Overshadowed by events in Madrid, where the United Nations COP25 conference is taking place, activists in the Chilean capital, Santiago, are eager that social justice becomes more central to international climate discussions. On December 2, the first day of COP25, more than 100 environmental groups launched a parallel conference in Santiago. And on Friday, several thousand people participated in a series of marches organized by these groups and their allies.
The week-long Peoples’ Summit drew climate campaigners from several countries in Latin America as well as North America.
“We are trying to create awareness of the climate crisis that we are experiencing in this country”, Felipe Hernandez of Fridays for Future, Santiago, said at a march where protestors carried a symbolic coffin for the condor to represent the bird’s decline due to a changing environment. “We have tried to speak with the government, but the conversation has been lukewarm. There have only been empty discourses. They don’t listen to us. The only thing that the government does is repress us.”
Most of the marches convened at the city’s central Plaza Italia, a focal point for ongoing anti-government demonstrations that began in October when the Chilean administration proposed raising subway fares in the capital’s network by 30 pesos (approximately $0.04). The decision, which was soon reversed, led to public outcry that the government has been out of touch with social needs of all but the wealthiest of its citizens, underlining deep economic divisions within Chilean society.
President Sebastian Piñera announced at the end of October that the country will not host the UN summit, saying the government needed to focus on the social and political crisis. Chile, which also postponed its plan to announce a new, more robust climate target at the climate conference, officially retains the presidency of the conference.
Since the beginning of protests, over 3,449 people have been injured in violence with state security forces. Also, 23 persons died as a result of force used in the unrest, according to the National Institute for Human Rights.
A central theme of these protests has been criticism of the private sector’s role in administering basic public services and the political clout of major businesses, which environmental campaigners say is the reason for insufficient climate action by the nation. Access to water, and its privatization is a common concern.

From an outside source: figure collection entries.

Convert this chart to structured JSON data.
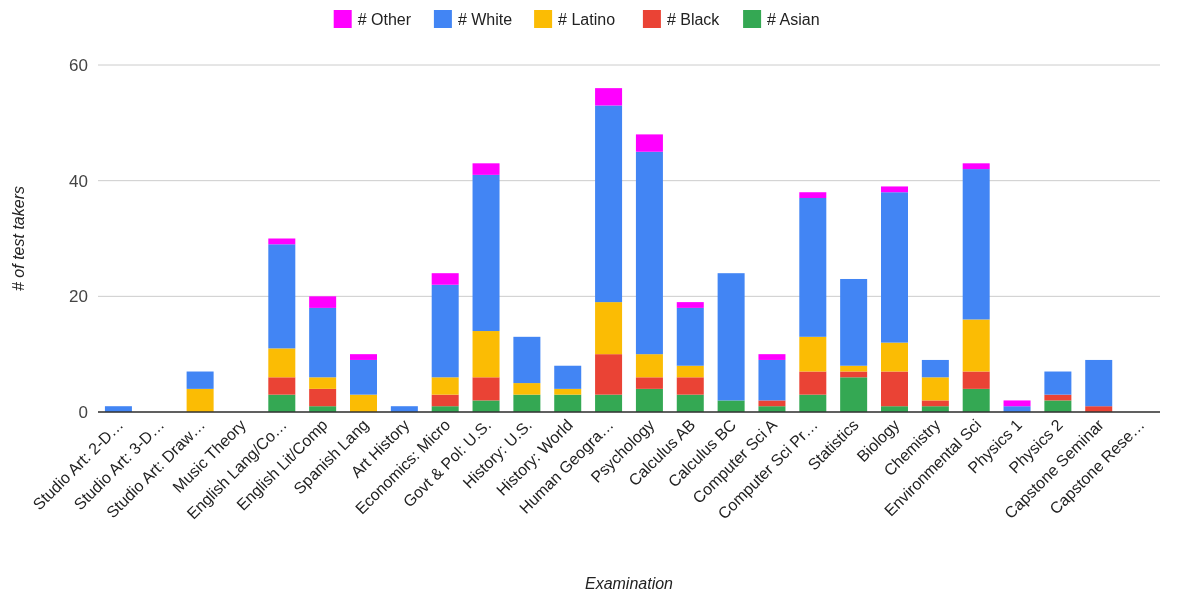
{
  "chart_data": {
    "type": "bar",
    "stacked": true,
    "xlabel": "Examination",
    "ylabel": "# of test takers",
    "categories": [
      "Studio Art: 2-D…",
      "Studio Art: 3-D…",
      "Studio Art: Draw…",
      "Music Theory",
      "English Lang/Co…",
      "English Lit/Comp",
      "Spanish Lang",
      "Art History",
      "Economics: Micro",
      "Govt & Pol: U.S.",
      "History: U.S.",
      "History: World",
      "Human Geogra…",
      "Psychology",
      "Calculus AB",
      "Calculus BC",
      "Computer Sci A",
      "Computer Sci Pr…",
      "Statistics",
      "Biology",
      "Chemistry",
      "Environmental Sci",
      "Physics 1",
      "Physics 2",
      "Capstone Seminar",
      "Capstone Rese…"
    ],
    "series": [
      {
        "name": "# Asian",
        "color": "#34a853",
        "values": [
          0,
          0,
          0,
          0,
          3,
          1,
          0,
          0,
          1,
          2,
          3,
          3,
          3,
          4,
          3,
          2,
          1,
          3,
          6,
          1,
          1,
          4,
          0,
          2,
          0,
          0
        ]
      },
      {
        "name": "# Black",
        "color": "#ea4335",
        "values": [
          0,
          0,
          0,
          0,
          3,
          3,
          0,
          0,
          2,
          4,
          0,
          0,
          7,
          2,
          3,
          0,
          1,
          4,
          1,
          6,
          1,
          3,
          0,
          1,
          1,
          0
        ]
      },
      {
        "name": "# Latino",
        "color": "#fbbc04",
        "values": [
          0,
          0,
          4,
          0,
          5,
          2,
          3,
          0,
          3,
          8,
          2,
          1,
          9,
          4,
          2,
          0,
          0,
          6,
          1,
          5,
          4,
          9,
          0,
          0,
          0,
          0
        ]
      },
      {
        "name": "# White",
        "color": "#4285f4",
        "values": [
          1,
          0,
          3,
          0,
          18,
          12,
          6,
          1,
          16,
          27,
          8,
          4,
          34,
          35,
          10,
          22,
          7,
          24,
          15,
          26,
          3,
          26,
          1,
          4,
          8,
          0
        ]
      },
      {
        "name": "# Other",
        "color": "#ff00ff",
        "values": [
          0,
          0,
          0,
          0,
          1,
          2,
          1,
          0,
          2,
          2,
          0,
          0,
          3,
          3,
          1,
          0,
          1,
          1,
          0,
          1,
          0,
          1,
          1,
          0,
          0,
          0
        ]
      }
    ],
    "ylim": [
      0,
      60
    ],
    "yticks": [
      0,
      20,
      40,
      60
    ],
    "grid": "y",
    "legend": "top"
  }
}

“We call for the right to water for nature and for people. We ask that water be recognized as a common good and not an end for consumption used for the extractive sector,” said Camila Zarate, spokesperson for the Peoples’ Summit in Santiago. “There is no social justice without environmental justice.”
Even before mass protests began nearly two months ago, Chileans have been demanding that laws that privatized Chile’s water supply be repealed. Water began to be privatized in Chile in 1981 under the dictatorship of General Pinochet. The availability of water in the Santiago metropolitan region, meanwhile, is expected to fall by 40 percent by 2070. This year has been the driest in the capital since 1950. (In September, President Piñera set up a working group of government agencies, academics, and industry representatives to tackle the worst drought in 60 years.)
At Friday’s marches, several environmental activists said they thought that negotiators in Madrid are still very removed from realities that people face in places where the climate crisis is already occurring.
Nicole Vergara, a member of Mingako, a Santiago-based environmental NGO that promotes sustainable living, said, “Discussions take place in a vacuum, and are totally disconnected to people like us who experience the effects of what they do not achieve. Naturally, we lack confidence in the international talks because they had the opportunity for years to halt this catastrophe… and to stop fossil fuel emissions, extractive industries and to stop the damage being done to Indigenous peoples.”
Among activists attending the protests, there was a sense that economic and political conditions in Chile are present in other countries as well.
Teresa Almaguer, a member of a California grassroots group called Poder, said that many communities in her home state face similar concerns.
“A lot of these same conditions [exist], especially in working-class communities of color. Most planning departments in the cities of the United States have placed the brunt of pollution in these communities.” She said businesses have been able to operate with impunity in these areas, adding that migrants who may have fled areas that have faced environmental destruction are now being held in custody at the US border.
Reflecting a common concern amongst activists in Chile and elsewhere towards the climate crisis, marchers held signs that said: “From Santiago to Madrid, the world has woken up to the climate crisis.”
While the marches were underway on Friday, the Chilean government announced a 2.7 percent increase in wages for state employees earning the lowest incomes, prompting concerns amongst some that short-term solutions to the unrest may shift attention away from the climate crisis.
But others were confident that next year’s planned referenda on a new constitution and a body responsible for drafting the document should allow for the necessary measures to be introduced.
“Structural changes need to take place in order that they listen to us,” Vergara of Mingako said.